Ghost Ball Contact Patch Concept

Ghost Ball Contact Patch does have a means for understanding how to adjust for a shot.

Once the location for the OB is determined, this will define a spot on the table to place the CB to make the OB go where you want without any adjustments. This is the reference spot.

All adjustments are made from this spot. If there is a need to adjust to the right, this means the spot on the table needs to move, in a arc, to the left of the reference spot. This will move the OB direction of travel line end point to the right. How much the end point will move depends on how far from the pocket the OB is.

The OB direction of travel line pivots at the OB contact patch. The ghost ball contact patch is always a fixed distance from the OB direction of travel pivot point, but the OB direction of travel line end point can be any distance from the OB direction of travel line pivot point.

The only time the OB direction of travel line end point will move the same amount as the ghost contact patch, when adjusting, is when the OB direction of travel line end point is the same distance from the OB direction of travel line pivot point as the ghost ball contact patch. Its a 1 to 1 ratio.

If the ghost ball contact patch is moved x distance, the farther the OB direction of travel line end point is from the OB direction of travel line pivot point, the more the OB direction of travel end point will move.

So to imply a system cannot aid in needed adjustments just means someone is using the wrong system, like CTE.

Ghost Ball Contact Patch, as I describe it, does aid in adjustments by providing sound, geometric concepts to use in determining how to adjust something CTE lacks.

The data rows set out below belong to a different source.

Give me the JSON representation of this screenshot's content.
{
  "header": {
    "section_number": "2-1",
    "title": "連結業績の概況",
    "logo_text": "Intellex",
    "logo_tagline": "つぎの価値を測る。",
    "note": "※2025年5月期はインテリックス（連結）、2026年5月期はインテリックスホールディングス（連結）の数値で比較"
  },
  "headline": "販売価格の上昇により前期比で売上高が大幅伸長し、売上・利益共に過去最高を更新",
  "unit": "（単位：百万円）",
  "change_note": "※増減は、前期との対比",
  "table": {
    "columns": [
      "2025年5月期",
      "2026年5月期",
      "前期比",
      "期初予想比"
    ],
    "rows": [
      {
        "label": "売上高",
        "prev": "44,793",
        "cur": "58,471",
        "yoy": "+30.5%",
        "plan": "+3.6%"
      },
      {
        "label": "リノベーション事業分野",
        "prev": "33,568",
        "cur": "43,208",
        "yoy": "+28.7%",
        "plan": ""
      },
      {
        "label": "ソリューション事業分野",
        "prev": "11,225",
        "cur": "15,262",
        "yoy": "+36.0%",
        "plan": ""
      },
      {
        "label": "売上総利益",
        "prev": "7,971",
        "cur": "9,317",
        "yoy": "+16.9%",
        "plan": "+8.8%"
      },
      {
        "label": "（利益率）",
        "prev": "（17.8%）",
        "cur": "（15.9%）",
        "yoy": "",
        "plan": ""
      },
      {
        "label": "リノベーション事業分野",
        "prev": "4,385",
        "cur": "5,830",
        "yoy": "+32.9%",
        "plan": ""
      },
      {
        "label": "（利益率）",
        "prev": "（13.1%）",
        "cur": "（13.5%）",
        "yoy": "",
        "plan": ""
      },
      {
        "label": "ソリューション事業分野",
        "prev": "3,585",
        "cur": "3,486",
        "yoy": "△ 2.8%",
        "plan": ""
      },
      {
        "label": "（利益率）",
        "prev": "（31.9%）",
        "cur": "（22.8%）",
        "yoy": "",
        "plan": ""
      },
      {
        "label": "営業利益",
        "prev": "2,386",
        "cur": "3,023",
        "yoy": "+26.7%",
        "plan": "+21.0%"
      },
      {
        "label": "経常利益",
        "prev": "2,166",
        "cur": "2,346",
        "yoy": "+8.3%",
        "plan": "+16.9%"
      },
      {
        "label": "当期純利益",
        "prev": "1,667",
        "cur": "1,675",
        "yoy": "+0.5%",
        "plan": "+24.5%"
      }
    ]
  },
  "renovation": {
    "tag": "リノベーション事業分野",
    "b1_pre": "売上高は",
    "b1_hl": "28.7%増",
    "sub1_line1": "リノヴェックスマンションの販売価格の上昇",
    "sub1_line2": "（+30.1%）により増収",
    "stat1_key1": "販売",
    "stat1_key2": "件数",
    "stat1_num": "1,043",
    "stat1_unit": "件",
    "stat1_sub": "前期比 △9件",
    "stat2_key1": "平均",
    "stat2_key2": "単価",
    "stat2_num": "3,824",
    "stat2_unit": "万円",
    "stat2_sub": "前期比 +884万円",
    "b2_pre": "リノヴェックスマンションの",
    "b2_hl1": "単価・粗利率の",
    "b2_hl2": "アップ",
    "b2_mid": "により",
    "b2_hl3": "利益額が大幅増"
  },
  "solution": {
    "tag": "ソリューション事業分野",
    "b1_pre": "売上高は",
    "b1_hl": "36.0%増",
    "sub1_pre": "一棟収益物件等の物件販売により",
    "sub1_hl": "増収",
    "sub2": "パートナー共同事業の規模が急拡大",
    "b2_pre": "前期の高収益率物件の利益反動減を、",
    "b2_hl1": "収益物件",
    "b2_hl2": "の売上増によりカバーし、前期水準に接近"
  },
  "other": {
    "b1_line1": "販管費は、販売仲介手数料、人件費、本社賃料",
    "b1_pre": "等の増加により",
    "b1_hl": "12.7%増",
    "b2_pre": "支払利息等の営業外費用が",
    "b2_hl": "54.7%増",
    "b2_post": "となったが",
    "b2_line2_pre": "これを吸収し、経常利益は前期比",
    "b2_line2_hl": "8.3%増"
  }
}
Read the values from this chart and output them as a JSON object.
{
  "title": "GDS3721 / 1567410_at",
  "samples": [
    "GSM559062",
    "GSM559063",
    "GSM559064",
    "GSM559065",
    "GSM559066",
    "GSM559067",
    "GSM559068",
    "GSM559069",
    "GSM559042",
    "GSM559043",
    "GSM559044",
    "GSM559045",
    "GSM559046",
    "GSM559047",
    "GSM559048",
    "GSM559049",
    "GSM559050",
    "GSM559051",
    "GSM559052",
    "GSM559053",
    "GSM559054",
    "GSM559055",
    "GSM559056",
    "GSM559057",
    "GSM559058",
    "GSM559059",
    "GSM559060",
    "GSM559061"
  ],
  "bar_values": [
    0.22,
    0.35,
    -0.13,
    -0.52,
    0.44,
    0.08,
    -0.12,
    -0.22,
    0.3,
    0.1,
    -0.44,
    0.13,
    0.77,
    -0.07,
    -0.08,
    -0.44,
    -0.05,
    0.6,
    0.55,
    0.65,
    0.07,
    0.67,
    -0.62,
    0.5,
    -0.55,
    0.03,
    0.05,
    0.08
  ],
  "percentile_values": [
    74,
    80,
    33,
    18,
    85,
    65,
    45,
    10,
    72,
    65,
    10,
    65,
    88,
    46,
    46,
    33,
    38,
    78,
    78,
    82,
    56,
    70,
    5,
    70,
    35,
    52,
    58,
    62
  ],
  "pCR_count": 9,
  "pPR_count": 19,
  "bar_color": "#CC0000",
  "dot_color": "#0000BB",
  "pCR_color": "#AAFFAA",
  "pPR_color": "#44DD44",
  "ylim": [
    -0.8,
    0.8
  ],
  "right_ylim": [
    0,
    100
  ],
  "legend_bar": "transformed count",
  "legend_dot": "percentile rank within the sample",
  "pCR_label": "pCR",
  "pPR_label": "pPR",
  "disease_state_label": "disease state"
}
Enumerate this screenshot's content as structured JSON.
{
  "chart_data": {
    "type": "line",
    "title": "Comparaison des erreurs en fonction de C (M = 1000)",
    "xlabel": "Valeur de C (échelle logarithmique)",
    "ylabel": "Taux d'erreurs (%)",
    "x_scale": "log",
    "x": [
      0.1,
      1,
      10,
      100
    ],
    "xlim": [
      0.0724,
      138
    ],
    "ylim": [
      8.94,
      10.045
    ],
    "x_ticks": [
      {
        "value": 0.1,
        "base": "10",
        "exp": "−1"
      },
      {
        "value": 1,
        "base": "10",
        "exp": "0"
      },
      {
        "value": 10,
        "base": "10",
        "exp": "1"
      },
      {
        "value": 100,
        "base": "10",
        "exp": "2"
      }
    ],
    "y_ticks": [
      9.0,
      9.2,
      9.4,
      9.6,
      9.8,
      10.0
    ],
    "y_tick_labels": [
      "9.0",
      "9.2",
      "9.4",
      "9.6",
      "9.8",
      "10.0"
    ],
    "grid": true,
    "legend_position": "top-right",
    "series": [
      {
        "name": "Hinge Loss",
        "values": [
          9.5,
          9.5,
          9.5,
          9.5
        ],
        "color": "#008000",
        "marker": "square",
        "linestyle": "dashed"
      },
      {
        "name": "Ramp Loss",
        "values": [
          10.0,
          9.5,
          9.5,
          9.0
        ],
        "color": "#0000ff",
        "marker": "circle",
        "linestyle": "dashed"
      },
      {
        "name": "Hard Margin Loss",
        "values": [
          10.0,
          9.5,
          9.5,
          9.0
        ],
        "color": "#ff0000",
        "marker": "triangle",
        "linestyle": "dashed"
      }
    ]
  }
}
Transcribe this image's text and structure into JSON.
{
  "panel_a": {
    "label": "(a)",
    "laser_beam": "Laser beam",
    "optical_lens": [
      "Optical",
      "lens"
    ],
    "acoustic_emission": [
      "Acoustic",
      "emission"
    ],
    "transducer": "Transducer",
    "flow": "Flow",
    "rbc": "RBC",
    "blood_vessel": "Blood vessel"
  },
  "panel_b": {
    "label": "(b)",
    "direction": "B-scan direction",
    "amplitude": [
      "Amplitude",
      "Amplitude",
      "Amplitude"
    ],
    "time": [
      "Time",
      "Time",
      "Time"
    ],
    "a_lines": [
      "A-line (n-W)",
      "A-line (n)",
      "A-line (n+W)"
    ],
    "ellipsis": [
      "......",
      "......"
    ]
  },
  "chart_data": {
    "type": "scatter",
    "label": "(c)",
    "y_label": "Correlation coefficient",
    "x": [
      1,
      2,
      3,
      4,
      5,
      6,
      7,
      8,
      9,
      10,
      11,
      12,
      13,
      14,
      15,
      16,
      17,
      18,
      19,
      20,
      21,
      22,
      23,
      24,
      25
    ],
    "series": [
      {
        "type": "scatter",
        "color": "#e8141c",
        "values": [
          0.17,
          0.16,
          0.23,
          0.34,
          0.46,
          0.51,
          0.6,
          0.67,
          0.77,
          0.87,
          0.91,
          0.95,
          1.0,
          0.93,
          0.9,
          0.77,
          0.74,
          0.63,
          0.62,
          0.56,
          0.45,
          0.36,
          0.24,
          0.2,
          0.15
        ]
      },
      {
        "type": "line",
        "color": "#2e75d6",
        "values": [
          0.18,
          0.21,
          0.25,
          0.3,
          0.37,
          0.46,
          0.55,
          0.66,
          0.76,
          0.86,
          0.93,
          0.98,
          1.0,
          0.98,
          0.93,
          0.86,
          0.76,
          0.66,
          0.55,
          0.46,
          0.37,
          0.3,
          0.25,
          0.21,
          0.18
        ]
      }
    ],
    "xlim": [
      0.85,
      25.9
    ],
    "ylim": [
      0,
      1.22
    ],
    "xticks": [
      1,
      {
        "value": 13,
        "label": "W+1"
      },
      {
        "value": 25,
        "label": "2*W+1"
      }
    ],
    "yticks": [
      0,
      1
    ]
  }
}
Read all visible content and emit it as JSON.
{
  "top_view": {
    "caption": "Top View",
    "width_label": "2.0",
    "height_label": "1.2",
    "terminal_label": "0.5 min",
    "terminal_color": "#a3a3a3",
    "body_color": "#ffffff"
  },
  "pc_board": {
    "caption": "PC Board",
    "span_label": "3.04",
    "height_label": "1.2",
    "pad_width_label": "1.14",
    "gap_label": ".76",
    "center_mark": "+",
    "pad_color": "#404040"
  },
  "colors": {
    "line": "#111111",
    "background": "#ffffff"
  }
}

I find it ironic that you claim balls don't have edges, yet they have contact patches and direction lines of travel.
 
I find it hard to focus on a "patch" on the cloth. I see lines and edges. I.e. I use the edge of the cueball and lines. When I shoot the center cueball I shoot it at the imagined intersection between the cueball travel line, and the extended object ball travel line. I think this is one of the most common ways to use ghost ball. On the thinner cuts I go more towards a fractional overlap/double the distance type aiming. I can also use CP 2 CP, with equally good results, even the SEE system.

I don't think aiming is the most important part of my game. I just find the methods interesting, which is why I've tried to learn every system I've come across. I do find the conventional ghost ball method quite difficult to use on the thinnest cuts, though, which is why I usually use the fractional overlap on these. The only way for me to use ghostball on every angle is to stand taller over the cue, which for obvious reasons, I don't like to do. I have my chin on the cue, snooker style. Standing taller just makes the ghostball easier to imagine for me on the thin cuts, more of a 3d view, I guess.
 
I consider this to be a ball placement method. Every aiming system discussion is about pocketing a ball.

I play straight which there are safety battles. You have to place balls which is not the same as pocketing balls.

This is why I use direction of travel.....balls moving. In reality, all shots are caroms in that you carom the CB off the OB such that the OB goes where you want and the CB does the same. This is what I call a complete shot scenario.

Shot making is dynamic. Things moving, which is why thinking in terms of movement, direction of travel makes sense.

Like in straight safety, sometimes the OB ball placement is secondary to CB, like burying the CB in the center of a slightly opened rack. You have to move the CB into the spot, direct it to it and no farther. You can not be close enough, but spot on. Go a little to far, bump a OB out, give your opponent a shot, you lose control of the table. Straight is a game of mm's,I always say.

How many safety's examples do you read about in aiming system threads?

Why would you read about safties in an aiming thread? You state that every aiming system thread is about pocketing a ball, like that is a bad thing. Your post doesn't even make any sense at all. It's the same thing as saying ghost ball is no good because it doesn't teach fundamentals or what kind of tip to use.

The only way I can make any sense out of what you wrote is in that you are looking for a magical complete playing system. An aiming system only covers aiming. One would think the title of it would be self explanatory.
 
That patch would be better if it was 1 1/8th thick with a hole in the middle for a golf tee.
Im gonna make one out of delrin.
 
It shows how limited your and others thinking is. Safeties are part of the game and need to be included in shots that a aiming system can be used on.

You just lack basic reading comprehension. What I wrote is the geometry basics of a shot using ghost ball contact patch to explain the concepts.

Your just pissed CTE users can't do the same.

I see no geometry stated.
You have no clue what CTE users can do.
 
Why would you read about safties in an aiming thread?

I spend more time aiming a safety than a pocket-the-ball shot. Heck, with a pocket-the-ball shot I only have to worry about where one ball (the CB) is going to end up; I know where the other is going...in the pocket. With a safety I have to worry about where both balls are going to end up. Much harder and requires more precise aiming. Just my opinion.